Thursday, January 22, 2015

Testing 1, 2, 3. This is a test… only a test.

My Today’s Devotional: Thursday 1-8-15 (Quality Inn Portland)  

Scripture reading:   Gen 20-22        Luke 8

S. Gen 22:9-12  When they arrived at the place where God had told Abraham to go, he built an altar and placed the wood on it. Then he tied Isaac up and laid him on the altar over the wood.  And Abraham took the knife and lifted it up to kill his son as a sacrifice to the LORD.  At that moment the angel of the LORD shouted to him from heaven, "Abraham! Abraham!"  "Yes," he answered. "I'm listening." "Lay down the knife," the angel said. "Do not hurt the boy in any way, for now I know that you truly fear God. You have not withheld even your beloved son from me." NLT

O. “Testing 1, 2, 3 testing.  This is a test… only a test.” We all have heard these words.  But in this case, although this was indeed a test, Abraham had no such warning. He had first heard God’s voice when He called him to leave Ur of the Chaldees… a place rampant with idolatry.  He obeyed and moved away from his relatives not knowing where he was going. Since that time he had heard the voice of God many times.  He was getting acquainted with Jehovah God.  He had not flinched when God said, “Take your son, your beloved son.  Pack up for a week’s journey, take wood and fire and meet me at the top of Mount Moriah. There I am asking you to sacrifice your dear son.” Three days later, climbing up the slopes of Mount Moriah, Isaac, probably now a teenager, interrupts the silence, “Daddy, we’ve got the wood and the fire, but where is the sacrificial lamb?”  Obviously Isaac had witnessed his father sacrifice animals to God before.  His father trudges on, but certainly with a heavy heart, he answers, “God will provide a lamb, my boy.”  At the top Isaac helps his daddy find the large stones to build an altar.  When his dad produces the rope and approaches him, he had to capture the look in his daddy’s eyes.  He could have run for his life, but he surrenders to being tied up for the sacrifice.  Now he is stretched out uncomfortably on a pile of wood.  Did he squirm and scream?  Apparently he did not resist, but had total trust in his father.  Then he sees the knife lifted high and ready to plunge into his heart. 

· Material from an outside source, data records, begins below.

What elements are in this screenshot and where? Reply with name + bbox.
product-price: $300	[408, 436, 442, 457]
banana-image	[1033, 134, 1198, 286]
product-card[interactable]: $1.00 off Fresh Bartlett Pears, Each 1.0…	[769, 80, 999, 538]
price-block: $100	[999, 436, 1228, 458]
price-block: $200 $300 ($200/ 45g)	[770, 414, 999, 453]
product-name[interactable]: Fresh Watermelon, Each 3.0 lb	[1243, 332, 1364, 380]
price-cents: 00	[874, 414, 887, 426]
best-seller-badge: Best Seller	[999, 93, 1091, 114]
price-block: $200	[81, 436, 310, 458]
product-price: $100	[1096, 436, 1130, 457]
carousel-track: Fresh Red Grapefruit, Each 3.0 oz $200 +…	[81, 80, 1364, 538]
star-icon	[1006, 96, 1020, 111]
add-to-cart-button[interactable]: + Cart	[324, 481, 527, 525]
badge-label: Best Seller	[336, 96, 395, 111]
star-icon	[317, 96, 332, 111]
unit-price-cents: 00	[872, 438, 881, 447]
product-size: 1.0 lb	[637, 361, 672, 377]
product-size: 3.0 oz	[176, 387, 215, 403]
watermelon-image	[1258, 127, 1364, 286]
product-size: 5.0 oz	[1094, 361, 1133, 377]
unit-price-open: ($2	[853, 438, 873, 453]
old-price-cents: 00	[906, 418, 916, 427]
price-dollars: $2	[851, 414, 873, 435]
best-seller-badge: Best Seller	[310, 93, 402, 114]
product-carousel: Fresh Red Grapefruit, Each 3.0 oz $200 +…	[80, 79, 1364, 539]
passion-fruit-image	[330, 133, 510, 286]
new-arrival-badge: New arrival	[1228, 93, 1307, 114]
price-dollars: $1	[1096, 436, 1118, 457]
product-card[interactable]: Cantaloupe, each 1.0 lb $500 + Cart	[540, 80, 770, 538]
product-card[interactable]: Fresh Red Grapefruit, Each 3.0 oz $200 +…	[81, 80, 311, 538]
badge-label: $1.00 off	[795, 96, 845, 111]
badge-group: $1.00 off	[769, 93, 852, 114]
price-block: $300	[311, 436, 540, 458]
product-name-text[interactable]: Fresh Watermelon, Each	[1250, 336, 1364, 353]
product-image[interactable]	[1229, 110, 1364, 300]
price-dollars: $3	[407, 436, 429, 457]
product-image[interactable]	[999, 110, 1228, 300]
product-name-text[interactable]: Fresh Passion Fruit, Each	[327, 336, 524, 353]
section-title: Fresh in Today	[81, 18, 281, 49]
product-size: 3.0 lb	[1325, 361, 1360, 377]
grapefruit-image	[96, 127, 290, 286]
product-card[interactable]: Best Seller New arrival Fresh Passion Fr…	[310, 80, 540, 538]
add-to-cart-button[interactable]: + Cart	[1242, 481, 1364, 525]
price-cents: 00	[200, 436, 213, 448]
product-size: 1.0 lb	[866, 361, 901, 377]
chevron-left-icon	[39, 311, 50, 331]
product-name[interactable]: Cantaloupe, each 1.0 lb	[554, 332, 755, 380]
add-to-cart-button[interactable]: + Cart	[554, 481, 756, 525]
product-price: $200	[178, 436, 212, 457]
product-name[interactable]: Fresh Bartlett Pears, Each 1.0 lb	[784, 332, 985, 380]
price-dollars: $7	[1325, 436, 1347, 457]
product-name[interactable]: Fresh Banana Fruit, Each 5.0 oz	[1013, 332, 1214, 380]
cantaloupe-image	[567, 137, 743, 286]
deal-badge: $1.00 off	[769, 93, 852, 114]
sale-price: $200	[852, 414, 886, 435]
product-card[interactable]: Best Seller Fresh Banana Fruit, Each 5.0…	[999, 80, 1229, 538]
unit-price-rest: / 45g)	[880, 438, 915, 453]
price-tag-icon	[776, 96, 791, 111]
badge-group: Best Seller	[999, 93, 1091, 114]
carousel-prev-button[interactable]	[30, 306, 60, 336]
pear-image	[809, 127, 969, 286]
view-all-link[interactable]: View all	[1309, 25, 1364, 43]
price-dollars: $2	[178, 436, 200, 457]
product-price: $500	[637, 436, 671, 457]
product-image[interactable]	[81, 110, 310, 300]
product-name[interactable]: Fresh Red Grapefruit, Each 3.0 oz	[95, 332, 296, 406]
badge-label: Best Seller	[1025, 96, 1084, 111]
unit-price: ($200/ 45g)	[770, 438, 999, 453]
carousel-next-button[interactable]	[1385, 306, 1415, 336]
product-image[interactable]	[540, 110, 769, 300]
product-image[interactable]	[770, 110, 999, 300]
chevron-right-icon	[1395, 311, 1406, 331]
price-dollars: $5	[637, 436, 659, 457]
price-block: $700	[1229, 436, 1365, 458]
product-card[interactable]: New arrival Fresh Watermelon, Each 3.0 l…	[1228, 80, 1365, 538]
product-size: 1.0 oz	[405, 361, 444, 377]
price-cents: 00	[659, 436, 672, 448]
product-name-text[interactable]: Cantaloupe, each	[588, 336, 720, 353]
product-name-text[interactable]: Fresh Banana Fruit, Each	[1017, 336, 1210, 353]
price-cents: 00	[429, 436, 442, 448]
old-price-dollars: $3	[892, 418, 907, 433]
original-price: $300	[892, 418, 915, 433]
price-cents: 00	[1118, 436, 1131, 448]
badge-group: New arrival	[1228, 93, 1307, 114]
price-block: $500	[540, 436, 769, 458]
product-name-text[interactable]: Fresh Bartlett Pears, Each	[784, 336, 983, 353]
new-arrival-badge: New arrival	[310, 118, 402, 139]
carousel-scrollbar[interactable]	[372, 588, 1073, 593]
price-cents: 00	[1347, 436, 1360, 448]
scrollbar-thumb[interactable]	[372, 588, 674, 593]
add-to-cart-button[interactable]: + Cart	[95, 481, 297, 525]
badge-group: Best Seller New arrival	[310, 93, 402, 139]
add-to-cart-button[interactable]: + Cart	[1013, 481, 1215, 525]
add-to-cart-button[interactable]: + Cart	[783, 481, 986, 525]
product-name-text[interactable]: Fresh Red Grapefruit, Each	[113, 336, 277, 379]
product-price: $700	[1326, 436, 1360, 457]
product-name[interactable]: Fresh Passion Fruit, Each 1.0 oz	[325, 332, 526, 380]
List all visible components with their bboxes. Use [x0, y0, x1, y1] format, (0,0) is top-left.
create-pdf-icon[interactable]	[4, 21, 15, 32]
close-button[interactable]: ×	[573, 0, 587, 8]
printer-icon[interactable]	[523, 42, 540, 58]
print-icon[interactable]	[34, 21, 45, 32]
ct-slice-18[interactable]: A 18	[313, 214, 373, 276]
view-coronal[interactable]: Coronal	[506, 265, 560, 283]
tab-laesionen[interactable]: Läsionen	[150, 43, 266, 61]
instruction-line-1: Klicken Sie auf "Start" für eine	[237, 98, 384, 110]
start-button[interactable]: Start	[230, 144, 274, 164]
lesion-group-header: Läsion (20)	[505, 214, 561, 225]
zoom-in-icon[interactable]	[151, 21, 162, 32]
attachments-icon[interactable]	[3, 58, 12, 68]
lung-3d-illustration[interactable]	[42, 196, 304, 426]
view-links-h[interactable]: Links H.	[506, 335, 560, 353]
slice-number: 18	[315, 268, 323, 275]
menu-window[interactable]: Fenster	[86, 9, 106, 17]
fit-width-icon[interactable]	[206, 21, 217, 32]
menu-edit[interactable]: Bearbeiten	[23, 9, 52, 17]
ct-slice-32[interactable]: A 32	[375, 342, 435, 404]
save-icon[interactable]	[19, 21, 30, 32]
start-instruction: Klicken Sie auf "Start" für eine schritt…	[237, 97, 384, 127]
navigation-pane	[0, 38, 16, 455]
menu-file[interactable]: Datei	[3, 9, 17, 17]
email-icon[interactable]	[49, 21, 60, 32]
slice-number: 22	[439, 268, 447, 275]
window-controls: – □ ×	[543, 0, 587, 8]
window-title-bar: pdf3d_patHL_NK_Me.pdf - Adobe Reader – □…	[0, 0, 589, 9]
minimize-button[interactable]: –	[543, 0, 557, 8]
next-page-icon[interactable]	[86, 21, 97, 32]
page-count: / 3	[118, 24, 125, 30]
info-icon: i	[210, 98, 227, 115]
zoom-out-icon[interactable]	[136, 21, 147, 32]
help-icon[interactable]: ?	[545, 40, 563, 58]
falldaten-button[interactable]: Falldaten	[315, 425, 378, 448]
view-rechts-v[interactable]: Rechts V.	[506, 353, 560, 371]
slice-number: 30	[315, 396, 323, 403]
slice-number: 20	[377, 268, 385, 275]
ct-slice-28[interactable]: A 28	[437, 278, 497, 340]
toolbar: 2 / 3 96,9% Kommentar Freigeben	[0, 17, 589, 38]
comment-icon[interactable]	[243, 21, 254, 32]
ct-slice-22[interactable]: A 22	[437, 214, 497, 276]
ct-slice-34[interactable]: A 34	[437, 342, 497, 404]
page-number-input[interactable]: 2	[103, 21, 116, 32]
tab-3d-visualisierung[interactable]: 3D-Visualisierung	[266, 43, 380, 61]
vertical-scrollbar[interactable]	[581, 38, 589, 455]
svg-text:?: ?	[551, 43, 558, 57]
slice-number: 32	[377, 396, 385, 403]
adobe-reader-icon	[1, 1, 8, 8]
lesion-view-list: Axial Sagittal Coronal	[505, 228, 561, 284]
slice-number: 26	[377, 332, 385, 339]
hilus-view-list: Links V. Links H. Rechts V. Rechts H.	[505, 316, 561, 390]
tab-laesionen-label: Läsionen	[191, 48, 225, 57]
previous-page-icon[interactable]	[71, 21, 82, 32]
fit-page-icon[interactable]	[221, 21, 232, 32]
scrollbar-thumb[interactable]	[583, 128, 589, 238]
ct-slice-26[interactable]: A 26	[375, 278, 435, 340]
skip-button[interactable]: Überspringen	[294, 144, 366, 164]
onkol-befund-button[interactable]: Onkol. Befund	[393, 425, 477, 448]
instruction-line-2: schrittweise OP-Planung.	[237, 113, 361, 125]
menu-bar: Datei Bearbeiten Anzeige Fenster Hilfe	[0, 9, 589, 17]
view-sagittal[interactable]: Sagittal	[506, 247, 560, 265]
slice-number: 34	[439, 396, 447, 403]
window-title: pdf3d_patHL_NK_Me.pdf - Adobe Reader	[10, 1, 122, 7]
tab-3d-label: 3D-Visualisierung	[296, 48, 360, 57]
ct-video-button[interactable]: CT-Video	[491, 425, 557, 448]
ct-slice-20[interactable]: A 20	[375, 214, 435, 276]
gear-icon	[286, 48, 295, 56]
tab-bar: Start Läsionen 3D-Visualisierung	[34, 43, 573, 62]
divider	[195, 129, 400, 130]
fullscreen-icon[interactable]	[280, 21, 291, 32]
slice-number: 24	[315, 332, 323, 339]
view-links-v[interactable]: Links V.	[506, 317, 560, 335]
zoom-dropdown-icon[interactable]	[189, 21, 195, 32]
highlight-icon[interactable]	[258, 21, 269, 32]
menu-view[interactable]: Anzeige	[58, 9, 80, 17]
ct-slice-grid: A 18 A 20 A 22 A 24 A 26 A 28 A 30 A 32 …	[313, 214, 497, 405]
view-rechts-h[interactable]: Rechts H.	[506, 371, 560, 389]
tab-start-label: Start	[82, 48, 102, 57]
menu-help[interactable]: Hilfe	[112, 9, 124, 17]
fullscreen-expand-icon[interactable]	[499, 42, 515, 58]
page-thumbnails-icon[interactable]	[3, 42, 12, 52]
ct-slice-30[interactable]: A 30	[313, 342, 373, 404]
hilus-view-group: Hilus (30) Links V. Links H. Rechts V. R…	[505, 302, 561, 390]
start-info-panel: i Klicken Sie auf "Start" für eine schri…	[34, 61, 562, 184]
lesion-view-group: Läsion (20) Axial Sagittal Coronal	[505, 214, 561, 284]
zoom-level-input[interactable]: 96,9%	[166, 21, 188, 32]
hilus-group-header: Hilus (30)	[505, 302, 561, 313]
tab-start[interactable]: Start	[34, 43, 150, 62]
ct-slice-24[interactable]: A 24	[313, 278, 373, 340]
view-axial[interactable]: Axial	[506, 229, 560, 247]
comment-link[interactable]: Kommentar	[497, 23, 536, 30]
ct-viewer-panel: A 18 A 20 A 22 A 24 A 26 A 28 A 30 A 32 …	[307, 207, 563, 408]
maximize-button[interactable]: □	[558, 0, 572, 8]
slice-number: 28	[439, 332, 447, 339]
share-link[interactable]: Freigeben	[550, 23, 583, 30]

I wonder if that voice from heaven was audible to Isaac, too, or only to Abraham.  “Abraham!  Abraham!  Lay down that knife!  This is a test, only a test!  Now I know that you revere and obey me.” 

At a later date God’s Only Begotten Son was on the mountain of sacrifice.  “Father is this perhaps just a test?  Could we change the plan and settle for a test? Maybe again You will supply another lamb.  Oh! I hear You, Father. I hear You. This is for real! Then I surrender to You. Not my will, but Yours be done.”  And now I know that my Heavenly Father loves me, an unworthy sinner, because He has not withheld His Son, His only Begotten Son from me.  And this time it was not a test.

A.  I was just a little child responding to a missionary’s challenge.  The country might have been China or India or Africa… it made no difference.  Tears were flowing as I said, “Yes, God, I will go!”  I was sure that God was calling me, but then I rose from my knees and ran outside the church to play with other boys and forgot all about China, or wherever.  This same scene repeated itself in almost every missionary service… and there were many.  By the time I was a teenager it was easier.  I had gotten the picture.  This is a test, only a test.  I’m not going anywhere.  It’s just a test.  

Then one day a little, aged missionary lady, Ruth Couchman, visited my church.  At the close of the service I was going through my routine.  God seemed to be saying, “Ralph, I know you love this place where you are serving as pastor of the little church.  But I am calling you far away to Argentina.”  I quickly responded, “Yes, Lord I will go.  I will go.”  

And after 20 minutes of weeping for the lost souls of Argentina… I was asking, “This is only a test like all of the other times, no?” “No!  Not a test!  Oh God, just a minute!  Please let me start over!”  And finally in a flood of tears I was saying, “God, I will pick up my wife and three boys and go to Argentina on one condition… if You prove to me without a doubt that this is Your plan for my life.”  And the rest is history.

P.  Lord God of Heaven speak again to this weeping soul.  Let me hear Your tender voice calling me and may my answer always be, like the prophet Isaiah, “Here I am!  Send me!”  Maybe to only cross the street…or  maybe to cross the ocean.”  Amen.